Jun 30, 2007 00:50
I went off to my Dr last week for a routine check in (get prescriptions refilled, etc.) Now I admit I should have been there 6 months ago and I planned to be. However at that time, Dan got ill, then got worse and I just shoved anything to do with me to the back burner until.
I went in, and found that my Dr is leaving the practice he has here and moving to Dartmouth where his family happens to be.
Damn.
Martin has seen been my Dr for.. oh. about close to 10 years now. He has seen me through diverticulitis, etc, not to mention my cancer. He is the first Dr with whom I have built a real Dr/Patient relationship with, not to mention, I like and trust him as my GP.
He has recommended me on to another Dr within the practice, whom I have met (both he and his wife) and I have no qualms about that.

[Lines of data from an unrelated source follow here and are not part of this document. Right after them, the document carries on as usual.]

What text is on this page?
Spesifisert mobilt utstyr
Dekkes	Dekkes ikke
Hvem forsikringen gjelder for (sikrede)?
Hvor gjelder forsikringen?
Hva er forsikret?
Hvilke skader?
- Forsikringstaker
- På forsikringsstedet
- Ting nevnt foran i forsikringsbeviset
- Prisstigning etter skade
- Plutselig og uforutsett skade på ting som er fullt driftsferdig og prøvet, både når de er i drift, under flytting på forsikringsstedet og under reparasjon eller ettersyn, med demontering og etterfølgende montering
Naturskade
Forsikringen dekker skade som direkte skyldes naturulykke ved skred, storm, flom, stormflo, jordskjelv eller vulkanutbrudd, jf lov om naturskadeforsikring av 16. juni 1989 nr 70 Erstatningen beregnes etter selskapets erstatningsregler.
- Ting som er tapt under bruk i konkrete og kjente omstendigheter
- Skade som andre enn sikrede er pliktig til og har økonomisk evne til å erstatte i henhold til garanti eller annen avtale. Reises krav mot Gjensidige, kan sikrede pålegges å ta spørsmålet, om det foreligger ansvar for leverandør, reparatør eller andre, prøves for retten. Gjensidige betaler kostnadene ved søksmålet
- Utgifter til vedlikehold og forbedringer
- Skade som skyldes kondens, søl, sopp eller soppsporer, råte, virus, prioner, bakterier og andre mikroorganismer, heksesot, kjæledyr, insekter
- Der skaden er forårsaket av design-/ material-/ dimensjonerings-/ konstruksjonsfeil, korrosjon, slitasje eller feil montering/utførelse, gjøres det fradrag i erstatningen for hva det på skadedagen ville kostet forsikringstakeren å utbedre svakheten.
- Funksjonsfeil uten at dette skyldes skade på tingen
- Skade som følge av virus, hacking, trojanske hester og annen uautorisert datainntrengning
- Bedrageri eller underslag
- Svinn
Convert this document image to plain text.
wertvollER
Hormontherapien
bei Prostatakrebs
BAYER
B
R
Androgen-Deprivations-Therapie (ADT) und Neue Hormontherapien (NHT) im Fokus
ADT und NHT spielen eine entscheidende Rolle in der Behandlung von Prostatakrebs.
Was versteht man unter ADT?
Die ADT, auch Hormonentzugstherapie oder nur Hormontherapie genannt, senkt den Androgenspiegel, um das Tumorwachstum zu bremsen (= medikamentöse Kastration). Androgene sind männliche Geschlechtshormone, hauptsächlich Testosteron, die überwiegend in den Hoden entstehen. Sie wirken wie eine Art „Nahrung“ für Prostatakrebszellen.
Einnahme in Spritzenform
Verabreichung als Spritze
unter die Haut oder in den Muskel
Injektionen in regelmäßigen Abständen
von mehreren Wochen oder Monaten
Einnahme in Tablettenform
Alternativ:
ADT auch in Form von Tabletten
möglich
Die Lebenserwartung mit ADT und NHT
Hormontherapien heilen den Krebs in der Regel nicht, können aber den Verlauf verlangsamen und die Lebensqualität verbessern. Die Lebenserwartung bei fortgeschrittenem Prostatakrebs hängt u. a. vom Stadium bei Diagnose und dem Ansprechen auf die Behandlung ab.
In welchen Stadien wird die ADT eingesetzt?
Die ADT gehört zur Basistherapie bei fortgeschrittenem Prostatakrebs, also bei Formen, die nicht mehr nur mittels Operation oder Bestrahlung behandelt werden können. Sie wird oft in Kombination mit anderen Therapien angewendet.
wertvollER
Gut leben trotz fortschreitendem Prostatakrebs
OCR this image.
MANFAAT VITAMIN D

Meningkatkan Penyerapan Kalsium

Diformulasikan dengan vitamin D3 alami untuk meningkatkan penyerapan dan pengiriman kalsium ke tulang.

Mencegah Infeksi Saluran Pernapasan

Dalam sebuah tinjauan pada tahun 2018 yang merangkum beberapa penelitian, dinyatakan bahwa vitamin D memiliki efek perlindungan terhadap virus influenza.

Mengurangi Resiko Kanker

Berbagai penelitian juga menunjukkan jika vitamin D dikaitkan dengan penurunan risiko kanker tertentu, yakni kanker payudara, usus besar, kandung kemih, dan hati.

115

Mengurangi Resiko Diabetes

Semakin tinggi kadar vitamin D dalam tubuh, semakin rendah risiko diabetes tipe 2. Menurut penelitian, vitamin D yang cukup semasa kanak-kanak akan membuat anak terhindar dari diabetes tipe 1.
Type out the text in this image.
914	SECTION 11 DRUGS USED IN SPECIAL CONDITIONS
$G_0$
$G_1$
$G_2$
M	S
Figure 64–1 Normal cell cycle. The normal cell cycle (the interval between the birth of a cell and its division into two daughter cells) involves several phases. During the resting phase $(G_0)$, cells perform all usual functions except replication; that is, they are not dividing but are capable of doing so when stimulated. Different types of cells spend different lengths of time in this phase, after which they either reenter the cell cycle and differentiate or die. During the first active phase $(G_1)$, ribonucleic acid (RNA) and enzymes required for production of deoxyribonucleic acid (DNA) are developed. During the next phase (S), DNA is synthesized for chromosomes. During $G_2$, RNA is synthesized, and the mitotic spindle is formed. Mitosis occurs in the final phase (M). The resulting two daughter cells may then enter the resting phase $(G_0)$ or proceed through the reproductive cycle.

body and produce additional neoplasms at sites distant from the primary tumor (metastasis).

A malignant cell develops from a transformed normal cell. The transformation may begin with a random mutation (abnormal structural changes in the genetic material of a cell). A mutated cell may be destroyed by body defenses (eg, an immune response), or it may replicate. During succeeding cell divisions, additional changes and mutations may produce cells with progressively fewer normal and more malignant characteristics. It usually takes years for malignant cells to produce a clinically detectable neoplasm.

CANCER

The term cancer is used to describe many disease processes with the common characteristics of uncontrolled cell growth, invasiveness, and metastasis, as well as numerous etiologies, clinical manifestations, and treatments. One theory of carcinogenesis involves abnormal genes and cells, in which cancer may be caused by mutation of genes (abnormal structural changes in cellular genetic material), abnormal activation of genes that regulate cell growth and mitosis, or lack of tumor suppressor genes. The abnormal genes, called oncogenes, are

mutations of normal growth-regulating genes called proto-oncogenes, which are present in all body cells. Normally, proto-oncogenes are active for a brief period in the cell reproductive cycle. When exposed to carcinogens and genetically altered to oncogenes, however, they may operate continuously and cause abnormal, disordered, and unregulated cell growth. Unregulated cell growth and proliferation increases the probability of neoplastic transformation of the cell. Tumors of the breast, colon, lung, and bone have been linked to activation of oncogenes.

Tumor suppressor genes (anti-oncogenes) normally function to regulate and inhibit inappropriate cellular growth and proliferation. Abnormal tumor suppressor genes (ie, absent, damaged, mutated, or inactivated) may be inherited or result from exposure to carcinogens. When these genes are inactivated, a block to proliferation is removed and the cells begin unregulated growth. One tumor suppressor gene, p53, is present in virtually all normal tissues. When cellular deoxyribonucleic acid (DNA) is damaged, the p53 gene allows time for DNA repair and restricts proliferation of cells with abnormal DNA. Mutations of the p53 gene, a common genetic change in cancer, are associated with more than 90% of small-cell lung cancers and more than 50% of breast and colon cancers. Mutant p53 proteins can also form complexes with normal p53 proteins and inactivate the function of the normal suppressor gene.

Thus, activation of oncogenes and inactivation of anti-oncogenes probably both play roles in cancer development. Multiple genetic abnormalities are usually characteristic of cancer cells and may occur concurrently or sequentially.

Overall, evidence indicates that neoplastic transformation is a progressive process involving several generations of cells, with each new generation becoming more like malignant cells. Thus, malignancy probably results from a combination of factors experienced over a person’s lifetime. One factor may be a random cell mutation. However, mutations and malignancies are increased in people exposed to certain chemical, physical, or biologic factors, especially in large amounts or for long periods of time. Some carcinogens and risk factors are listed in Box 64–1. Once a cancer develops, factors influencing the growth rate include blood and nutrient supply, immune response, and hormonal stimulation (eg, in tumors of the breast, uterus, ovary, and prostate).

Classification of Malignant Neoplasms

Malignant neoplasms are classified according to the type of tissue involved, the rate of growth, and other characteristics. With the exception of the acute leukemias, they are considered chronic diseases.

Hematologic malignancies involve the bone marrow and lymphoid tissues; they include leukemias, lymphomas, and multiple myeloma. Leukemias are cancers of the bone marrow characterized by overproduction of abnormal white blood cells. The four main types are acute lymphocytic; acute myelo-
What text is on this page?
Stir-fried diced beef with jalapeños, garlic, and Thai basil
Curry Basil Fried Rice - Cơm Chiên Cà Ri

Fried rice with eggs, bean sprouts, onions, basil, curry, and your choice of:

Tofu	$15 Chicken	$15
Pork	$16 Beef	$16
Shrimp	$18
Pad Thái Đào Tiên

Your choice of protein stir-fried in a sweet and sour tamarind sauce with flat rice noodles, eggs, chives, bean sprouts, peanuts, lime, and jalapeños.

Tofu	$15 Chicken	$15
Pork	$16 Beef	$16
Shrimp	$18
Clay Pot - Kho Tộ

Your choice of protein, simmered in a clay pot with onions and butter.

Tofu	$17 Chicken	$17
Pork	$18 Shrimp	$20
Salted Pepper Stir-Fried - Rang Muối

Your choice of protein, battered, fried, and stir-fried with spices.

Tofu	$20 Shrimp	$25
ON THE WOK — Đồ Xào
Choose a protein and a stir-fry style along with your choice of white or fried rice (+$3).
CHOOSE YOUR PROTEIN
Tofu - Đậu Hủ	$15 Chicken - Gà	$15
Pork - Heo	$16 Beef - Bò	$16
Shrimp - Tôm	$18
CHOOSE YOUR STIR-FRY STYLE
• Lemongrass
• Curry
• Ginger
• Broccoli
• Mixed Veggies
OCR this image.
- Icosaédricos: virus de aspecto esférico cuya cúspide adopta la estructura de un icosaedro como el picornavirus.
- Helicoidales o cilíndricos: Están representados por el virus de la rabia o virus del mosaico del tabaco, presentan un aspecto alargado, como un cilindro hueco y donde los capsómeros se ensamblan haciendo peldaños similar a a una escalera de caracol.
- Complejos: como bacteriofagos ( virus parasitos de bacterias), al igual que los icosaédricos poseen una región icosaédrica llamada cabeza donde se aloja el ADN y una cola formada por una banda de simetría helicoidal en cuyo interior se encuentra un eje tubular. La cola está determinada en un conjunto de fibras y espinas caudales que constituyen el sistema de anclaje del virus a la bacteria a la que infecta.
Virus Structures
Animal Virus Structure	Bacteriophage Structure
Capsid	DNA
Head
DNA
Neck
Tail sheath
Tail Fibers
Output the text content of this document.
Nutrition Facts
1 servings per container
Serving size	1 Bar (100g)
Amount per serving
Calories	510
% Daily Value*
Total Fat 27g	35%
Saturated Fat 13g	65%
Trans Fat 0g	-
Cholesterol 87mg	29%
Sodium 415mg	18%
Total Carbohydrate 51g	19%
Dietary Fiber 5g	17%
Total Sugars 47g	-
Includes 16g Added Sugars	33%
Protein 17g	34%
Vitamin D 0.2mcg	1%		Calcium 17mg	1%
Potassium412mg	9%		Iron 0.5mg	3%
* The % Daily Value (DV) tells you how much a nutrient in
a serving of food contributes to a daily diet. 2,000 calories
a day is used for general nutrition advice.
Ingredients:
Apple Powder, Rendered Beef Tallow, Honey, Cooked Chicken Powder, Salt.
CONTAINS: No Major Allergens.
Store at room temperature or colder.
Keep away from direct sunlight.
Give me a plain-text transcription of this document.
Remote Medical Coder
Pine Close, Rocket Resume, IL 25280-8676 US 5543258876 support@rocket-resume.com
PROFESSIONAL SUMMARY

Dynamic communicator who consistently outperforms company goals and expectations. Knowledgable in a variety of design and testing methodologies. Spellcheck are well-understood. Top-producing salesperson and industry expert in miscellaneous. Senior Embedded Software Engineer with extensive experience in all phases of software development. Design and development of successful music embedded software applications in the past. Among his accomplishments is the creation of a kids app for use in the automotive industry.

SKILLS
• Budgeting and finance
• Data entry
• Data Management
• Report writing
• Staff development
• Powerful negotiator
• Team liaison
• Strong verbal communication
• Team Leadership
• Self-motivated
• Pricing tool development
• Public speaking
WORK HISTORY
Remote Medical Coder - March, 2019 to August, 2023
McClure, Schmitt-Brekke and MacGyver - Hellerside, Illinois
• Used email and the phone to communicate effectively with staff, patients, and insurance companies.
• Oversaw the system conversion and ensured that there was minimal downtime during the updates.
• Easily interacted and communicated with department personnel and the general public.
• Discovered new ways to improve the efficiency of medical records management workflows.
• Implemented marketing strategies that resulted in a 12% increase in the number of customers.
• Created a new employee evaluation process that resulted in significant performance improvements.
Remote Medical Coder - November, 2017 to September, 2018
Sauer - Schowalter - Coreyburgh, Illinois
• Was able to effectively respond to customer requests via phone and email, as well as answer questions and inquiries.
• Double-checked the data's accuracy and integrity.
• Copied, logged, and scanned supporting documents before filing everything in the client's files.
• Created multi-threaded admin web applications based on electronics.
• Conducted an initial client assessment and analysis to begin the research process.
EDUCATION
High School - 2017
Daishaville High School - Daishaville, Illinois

And, as I told him, "I am very glad that you are going to be where you want to be, but I am going to miss you terribly". I was blinking my eyes to keep back moisture back.
I am sure that the Dr to whom my care has been entrusted will be fine, and he and I will get along great. However, I am not really looking forward to "starting from the ground up" again, I guess you could say.
I never thought that changing Drs would have such an effect on me. But then, my emotions ride closer to the surface now more so than they ever have before. Or maybe I am not as numb as I used to be.
I wish him well, I really do. He is a good Dr, and a fine person and Dartmouth is very fortunate that he will be there; the woods are not full of Doctors like him. And maybe I am just being a bit greedy, in that I wish he were not going.